The authors cover the outdoor grilling / picnic scene with ten different types of dishes. These are:
Nibbles & noshes with some traditional dishes, grilled appetizers, and veggie oddities such as jicama sticks.
Little Dishes from the Grill with wings, crostini, pizzas, potato salad, kebabs, and veggie Napoleons. Note that the veggie Napoleons are done much more easily with the grilling baskets than without.
Burgers, Dogs, & Sandwiches is the chapter which clinched my strong recommendation for this book. Everyone can grill burgers and dogs, but isn't it nice to have all in one place some recipes for four different burger recipes, toppings for those doggies, and some righteous North Carolina pulled pork barbecue. This chapter alone makes me want to buy my first grill.
Chicken & other BBQ'd birds or more staples of the well-flavored grilling repertoire.
Meat of the Matter, or steaks, chops, ribs, medallions, and brochettes on the outdoor grill.
Fish and Shellfish, including smoking and planking recipes for days which are not Labor Day, 4th of July, or Memorial Day.
Salads and sides with two for potato, two for macaroni, two cole slaws, lots of tomatoes, and lots of grilled veggies. Again, this is all about basics with good variety to keep you interested.
Sauces and Rubs with a very well informed selection of regional specialities from North Carolina, Kansas City, New Orleans, Texas, and Memphis. Bobby Flay was here!
Sweets with some grilled fruit, s'mores, easy pies, and easy cakes
Drinks, including all the iced tea recipes you scramble for in you misplaced Martha Stewart books, plus some coolers, sangria, margaritas, and a warning to have enough ice on hand.

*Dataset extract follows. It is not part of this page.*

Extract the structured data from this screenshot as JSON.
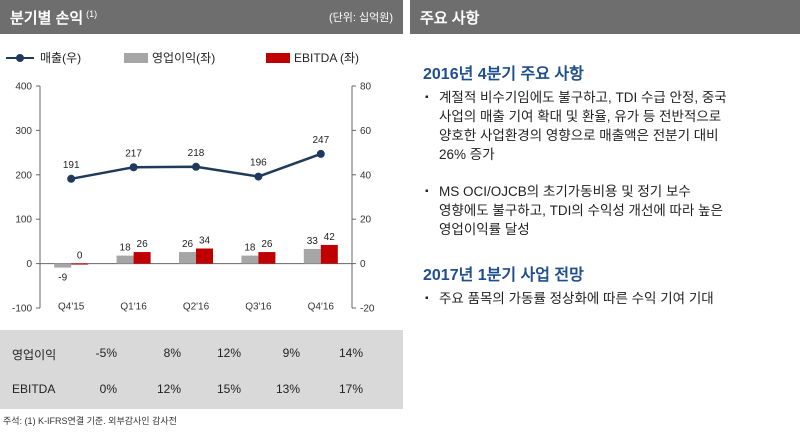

The cooking tips in the first Food Network book were, I thought, a waste of space. In this book, since the focus is very narrowly on grilling skills, the tips are just right, focusing on just enough to keep the average summer outdoor chef from cutting off your thumb or infecting his guests with ptomaine.
Like the previous two books, there is no mention of the Food Network's culinary stars. The most we get is a sly reference to the fact that these backstage cooks have rubbed elbows with the likes of show host Bobby Flay and guests such as Chris Schlesinger and Steve Raichlen, both minor gods in the world of modern grilling. The book also does less than it could to distinguish grilling from barbecuing. Yet, while the writers and editors are not in line with my linguistic prejudices, they succeed in generally limiting the word `barbecue' to long, low heat cooking involving smoke. So all is forgiven and this book heartily gets its full five stars!
As long as I am applauding this book, I can off the suggestion to all those cookbook publisher out there that they garnish no interest from me by imitating e. e. cummings by lower casing all their titles. This is a total waste of modesty and as a purchaser of about 200 cookbooks a year, has absolutely no influence on my selections or opinions, except to believe the copy editors fell asleep during seventh grade English!
If you grill outdoors, buy this book. If you only grill indoors, buy Bobby Flay's books.